Manchester United go to Brighton on the final day with the football already secondary to the club's reset. They will wear their 2026/27 home kit again, Michael Carrick has signed a new long-term contract through 2028, and third place is already secured.

Why the Brighton trip is more presentation than pressure

The kit will make its second competitive outing after also being used against Nottingham Forest last weekend. It is described as a tribute to the 1977 FA Cup final victory over Liverpool, which gives the release a neat historical nod without pretending this is anything bigger than a launch on matchday.

The league numbers explain why the game has that feel. United are third on 68 points after 37 league matches, and the recent form is strong enough to make the final afternoon look like a clean handover rather than a scramble. They have won four and drawn one of their last five Premier League games.

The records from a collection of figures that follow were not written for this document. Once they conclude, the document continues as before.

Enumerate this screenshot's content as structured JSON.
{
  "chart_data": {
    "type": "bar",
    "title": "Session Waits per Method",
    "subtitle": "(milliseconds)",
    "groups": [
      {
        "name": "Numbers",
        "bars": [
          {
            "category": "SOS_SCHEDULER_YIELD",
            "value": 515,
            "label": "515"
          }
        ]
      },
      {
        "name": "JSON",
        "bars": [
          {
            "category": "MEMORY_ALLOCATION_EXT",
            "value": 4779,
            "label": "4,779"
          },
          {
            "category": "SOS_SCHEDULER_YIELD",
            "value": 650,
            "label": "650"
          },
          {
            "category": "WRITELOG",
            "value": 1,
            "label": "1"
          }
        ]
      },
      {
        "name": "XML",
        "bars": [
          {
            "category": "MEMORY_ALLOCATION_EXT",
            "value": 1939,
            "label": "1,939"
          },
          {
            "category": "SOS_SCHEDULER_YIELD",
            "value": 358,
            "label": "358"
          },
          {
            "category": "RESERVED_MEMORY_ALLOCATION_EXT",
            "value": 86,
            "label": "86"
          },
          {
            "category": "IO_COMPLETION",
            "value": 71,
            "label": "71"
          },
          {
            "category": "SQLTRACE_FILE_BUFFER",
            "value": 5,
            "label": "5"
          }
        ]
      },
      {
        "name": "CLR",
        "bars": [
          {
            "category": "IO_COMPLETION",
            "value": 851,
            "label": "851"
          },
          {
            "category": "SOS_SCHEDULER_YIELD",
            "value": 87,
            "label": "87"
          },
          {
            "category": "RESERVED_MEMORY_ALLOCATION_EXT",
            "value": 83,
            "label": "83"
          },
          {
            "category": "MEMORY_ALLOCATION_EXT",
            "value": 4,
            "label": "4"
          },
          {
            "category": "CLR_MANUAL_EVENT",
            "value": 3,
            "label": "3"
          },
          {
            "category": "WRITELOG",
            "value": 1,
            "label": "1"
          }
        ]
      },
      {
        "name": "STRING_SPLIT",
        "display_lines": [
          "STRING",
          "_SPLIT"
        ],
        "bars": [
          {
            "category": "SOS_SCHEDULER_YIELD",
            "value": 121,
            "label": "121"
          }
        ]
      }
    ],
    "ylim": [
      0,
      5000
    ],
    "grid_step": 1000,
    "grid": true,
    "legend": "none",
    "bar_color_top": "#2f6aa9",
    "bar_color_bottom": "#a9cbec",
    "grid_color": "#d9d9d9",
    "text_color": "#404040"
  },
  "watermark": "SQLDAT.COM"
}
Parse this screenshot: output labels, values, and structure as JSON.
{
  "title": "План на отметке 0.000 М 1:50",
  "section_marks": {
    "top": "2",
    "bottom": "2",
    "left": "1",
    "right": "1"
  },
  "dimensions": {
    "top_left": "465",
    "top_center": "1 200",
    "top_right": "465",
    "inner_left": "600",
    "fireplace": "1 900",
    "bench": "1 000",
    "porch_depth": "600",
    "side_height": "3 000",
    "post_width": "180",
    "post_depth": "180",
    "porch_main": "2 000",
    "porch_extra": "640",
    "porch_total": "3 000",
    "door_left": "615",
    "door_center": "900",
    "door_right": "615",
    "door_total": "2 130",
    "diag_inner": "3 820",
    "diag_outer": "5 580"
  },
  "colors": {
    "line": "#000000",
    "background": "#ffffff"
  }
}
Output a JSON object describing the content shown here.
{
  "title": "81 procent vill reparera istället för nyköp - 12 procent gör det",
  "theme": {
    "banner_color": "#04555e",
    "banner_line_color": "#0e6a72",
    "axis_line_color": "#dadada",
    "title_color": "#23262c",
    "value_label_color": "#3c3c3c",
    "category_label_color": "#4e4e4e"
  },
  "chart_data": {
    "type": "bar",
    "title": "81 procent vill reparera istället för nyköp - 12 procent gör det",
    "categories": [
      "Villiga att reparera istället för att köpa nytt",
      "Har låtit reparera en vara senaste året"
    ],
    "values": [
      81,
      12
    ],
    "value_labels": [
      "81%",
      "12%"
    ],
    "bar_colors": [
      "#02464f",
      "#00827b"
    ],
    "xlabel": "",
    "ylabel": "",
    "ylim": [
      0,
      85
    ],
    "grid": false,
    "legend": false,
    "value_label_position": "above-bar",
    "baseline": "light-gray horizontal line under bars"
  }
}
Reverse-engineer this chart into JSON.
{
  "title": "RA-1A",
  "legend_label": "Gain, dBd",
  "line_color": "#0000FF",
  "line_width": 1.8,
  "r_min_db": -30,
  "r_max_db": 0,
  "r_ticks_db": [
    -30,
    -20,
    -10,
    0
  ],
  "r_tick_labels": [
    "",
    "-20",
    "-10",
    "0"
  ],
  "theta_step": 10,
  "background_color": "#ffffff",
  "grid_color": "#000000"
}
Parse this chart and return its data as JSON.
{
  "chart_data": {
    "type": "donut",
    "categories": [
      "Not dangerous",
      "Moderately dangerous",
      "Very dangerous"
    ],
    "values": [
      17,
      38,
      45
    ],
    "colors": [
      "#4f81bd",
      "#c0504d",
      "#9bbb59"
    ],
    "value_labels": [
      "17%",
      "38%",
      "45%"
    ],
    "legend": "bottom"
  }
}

Brighton are a useful opponent, not the story. They finished seventh on 53 points, but the main details belong to United's own presentation: the new strip, Carrick's new deal and a season that has already delivered a Champions League return.

What United are showing before next season starts

This is the kind of fixture clubs use to signal where they are going. United are not waiting for a result to shape the mood, because the key markers are already in place: a top-three finish, a contract extension for Carrick and a fresh home shirt that will be seen again before the season turns over.

The shirt launch is also being pushed twice in quick succession, which tells you enough about the commercial side of the final day. Wearing the 2026/27 kit against Brighton, after using it against Forest, keeps the new cycle in view while the old one is being wrapped up.

That matters because the end of a season can easily become pure ceremony. Here, United have at least tied the ceremony to actual football progress, with third place and 68 points giving the reset some substance. The Brighton trip is not about deciding anything major. It is about putting the club's next chapter on display before the summer starts.